When the first edition of his own An Illustrated Manual of British Birds was published in 1889, the number of species considered British numbered 367. Saunders also undertook the role of editing and revising the second revised and enlarged edition. This Manual was acclaimed the standard authority on the subject (Ann. Soc. Nat. Hist., Jan 1908). With the addition of Melodious Warbler, Gyr Falcon, Frigate Petrel, Yellow-legged Gull and Black-browed Albatross, to note but a few, the total rose to 384. Today, as this goes to press, British Birds (114: 439, 2021) notes that the British List has increased to 626 with the addition of White-chinned Petrel, Brown Booby, Yellow-bellied Flycatcher and Ruby-crowned Kinglet.
Saunders’ keen interest and focus on the Laridae (gulls, terns and skuas) included his authorship of the major account of this group he produced for volume 25 of the Catalogue of Birds in the British Museum (1896).
Saunders clearly understood the impact of meteorological conditions on migrations and seasonal movements. His task in assimilating the large amount of new data from the Hebrides, Orkneys, local faunas such as The Birds of Devon, and observations at light-houses and light-vessels into the revised book was immense, including all the associated correspondence that this generated.
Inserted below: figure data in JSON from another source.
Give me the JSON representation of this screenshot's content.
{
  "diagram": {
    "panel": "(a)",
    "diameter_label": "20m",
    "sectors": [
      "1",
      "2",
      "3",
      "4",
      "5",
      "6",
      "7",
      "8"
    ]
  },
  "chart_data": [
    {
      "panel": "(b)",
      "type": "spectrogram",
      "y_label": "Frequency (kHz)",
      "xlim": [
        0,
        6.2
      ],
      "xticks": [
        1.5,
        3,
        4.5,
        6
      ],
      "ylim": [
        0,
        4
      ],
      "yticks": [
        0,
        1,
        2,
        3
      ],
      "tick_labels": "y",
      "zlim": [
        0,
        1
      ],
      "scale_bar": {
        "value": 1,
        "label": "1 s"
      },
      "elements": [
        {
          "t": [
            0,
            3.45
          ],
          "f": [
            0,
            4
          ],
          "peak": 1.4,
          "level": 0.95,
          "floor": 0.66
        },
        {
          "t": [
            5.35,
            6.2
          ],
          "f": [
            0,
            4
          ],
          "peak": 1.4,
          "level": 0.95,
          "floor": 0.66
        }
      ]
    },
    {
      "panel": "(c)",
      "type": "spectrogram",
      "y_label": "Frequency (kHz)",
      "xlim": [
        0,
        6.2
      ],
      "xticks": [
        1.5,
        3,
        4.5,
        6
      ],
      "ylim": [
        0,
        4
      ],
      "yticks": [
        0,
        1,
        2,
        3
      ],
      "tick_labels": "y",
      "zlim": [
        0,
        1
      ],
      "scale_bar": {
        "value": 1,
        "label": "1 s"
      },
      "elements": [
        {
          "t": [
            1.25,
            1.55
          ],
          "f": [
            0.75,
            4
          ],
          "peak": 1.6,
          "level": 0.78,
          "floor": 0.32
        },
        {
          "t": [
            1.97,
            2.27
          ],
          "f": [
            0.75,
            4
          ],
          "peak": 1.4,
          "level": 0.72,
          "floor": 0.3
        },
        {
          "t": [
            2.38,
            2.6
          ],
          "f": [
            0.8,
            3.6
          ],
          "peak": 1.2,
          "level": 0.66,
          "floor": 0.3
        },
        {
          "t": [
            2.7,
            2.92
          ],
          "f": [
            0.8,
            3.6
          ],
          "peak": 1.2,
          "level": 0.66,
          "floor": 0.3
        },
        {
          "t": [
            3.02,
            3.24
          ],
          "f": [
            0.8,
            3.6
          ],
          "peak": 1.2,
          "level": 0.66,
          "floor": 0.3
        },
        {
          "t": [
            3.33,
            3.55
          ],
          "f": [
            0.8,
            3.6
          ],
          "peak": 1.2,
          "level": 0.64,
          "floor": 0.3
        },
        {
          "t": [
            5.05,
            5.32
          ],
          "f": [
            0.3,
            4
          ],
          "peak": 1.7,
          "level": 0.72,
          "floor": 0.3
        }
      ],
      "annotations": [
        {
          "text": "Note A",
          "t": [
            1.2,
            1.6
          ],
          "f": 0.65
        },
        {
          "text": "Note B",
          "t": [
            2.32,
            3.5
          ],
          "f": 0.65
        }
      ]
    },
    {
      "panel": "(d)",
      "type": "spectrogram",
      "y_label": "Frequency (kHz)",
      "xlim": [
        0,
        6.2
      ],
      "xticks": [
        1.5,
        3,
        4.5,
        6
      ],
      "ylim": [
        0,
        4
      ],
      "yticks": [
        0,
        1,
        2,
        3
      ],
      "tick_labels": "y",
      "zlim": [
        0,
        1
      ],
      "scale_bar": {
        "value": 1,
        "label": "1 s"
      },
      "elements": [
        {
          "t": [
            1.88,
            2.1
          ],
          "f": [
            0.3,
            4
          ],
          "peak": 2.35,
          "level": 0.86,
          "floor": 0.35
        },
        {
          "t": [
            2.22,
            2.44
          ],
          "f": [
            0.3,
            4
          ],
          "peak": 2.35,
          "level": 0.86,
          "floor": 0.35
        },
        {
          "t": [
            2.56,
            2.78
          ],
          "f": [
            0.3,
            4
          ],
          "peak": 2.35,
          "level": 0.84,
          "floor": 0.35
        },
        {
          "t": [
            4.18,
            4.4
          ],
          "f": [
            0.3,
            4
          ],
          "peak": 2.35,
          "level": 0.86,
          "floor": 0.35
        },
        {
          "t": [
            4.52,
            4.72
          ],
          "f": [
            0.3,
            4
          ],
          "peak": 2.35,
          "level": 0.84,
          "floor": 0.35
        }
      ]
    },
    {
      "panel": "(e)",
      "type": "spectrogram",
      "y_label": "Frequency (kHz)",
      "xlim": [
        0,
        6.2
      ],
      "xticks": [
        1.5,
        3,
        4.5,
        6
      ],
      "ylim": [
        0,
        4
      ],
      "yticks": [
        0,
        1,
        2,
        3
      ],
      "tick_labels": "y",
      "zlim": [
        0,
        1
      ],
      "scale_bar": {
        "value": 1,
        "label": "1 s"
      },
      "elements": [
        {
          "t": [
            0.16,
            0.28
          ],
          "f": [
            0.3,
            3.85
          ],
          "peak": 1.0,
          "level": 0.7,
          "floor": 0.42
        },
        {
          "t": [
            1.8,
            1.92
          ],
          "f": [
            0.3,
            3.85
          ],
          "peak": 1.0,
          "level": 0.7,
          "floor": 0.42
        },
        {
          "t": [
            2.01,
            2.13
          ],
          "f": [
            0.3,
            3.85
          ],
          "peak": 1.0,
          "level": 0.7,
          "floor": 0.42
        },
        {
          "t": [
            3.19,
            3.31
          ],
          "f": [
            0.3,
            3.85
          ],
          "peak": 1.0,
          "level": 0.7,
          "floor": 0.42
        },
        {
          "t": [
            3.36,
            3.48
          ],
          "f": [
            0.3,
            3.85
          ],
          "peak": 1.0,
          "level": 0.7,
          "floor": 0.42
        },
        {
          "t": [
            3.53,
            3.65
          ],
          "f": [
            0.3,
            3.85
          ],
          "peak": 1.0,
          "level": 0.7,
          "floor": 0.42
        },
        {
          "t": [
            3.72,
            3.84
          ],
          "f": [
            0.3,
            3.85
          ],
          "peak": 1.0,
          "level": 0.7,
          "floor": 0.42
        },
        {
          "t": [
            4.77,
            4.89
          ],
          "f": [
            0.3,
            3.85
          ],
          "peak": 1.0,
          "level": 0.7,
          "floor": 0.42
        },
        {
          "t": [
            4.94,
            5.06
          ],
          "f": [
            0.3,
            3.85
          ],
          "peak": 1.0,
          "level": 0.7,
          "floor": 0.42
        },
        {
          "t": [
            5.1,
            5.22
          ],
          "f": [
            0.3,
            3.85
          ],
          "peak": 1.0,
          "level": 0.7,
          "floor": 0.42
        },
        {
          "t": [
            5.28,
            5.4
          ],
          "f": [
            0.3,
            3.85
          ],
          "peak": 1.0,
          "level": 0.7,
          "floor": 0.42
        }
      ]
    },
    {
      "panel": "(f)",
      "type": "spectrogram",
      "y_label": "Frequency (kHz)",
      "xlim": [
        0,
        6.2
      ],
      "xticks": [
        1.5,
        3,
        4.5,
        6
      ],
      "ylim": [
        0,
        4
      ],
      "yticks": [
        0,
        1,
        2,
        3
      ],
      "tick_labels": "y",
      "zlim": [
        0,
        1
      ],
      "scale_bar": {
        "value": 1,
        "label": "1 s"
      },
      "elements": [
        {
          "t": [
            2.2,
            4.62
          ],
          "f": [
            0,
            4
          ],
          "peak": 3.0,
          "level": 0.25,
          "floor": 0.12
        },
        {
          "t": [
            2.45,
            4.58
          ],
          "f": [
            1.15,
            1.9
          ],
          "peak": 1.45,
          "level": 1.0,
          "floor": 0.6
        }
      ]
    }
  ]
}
He attended the very first Club meetings in 1892. With his keen intellect and memory, together with all his experience and knowledge of British birds behind him, he really was the man for the job. Howard was a consummate committee person, being a Fellow not only of the Linnean Society but also of the Royal Geographical Society and the Zoological Society of London. In those early years, attending lectures and meeting people in person was the essential way to collect and disseminate information. Noting this and his appetite for data, as well as his ability to write, it is not surprising that he was a driver behind the formation of the British Ornithologists’ Club and became the first Club Secretary. Abel Chapman described him as ‘a living encyclopædia and that by no means confined to ornithology’. He married and had two daughters, whom he took with Abel on a steamer to Norway in 1897 and pointed out to them the whiter-headed continental form of the Long-tailed Tit peering from a pendant nest. A keen eye and a keen intellect! That was Howard Saunders (1835-1907).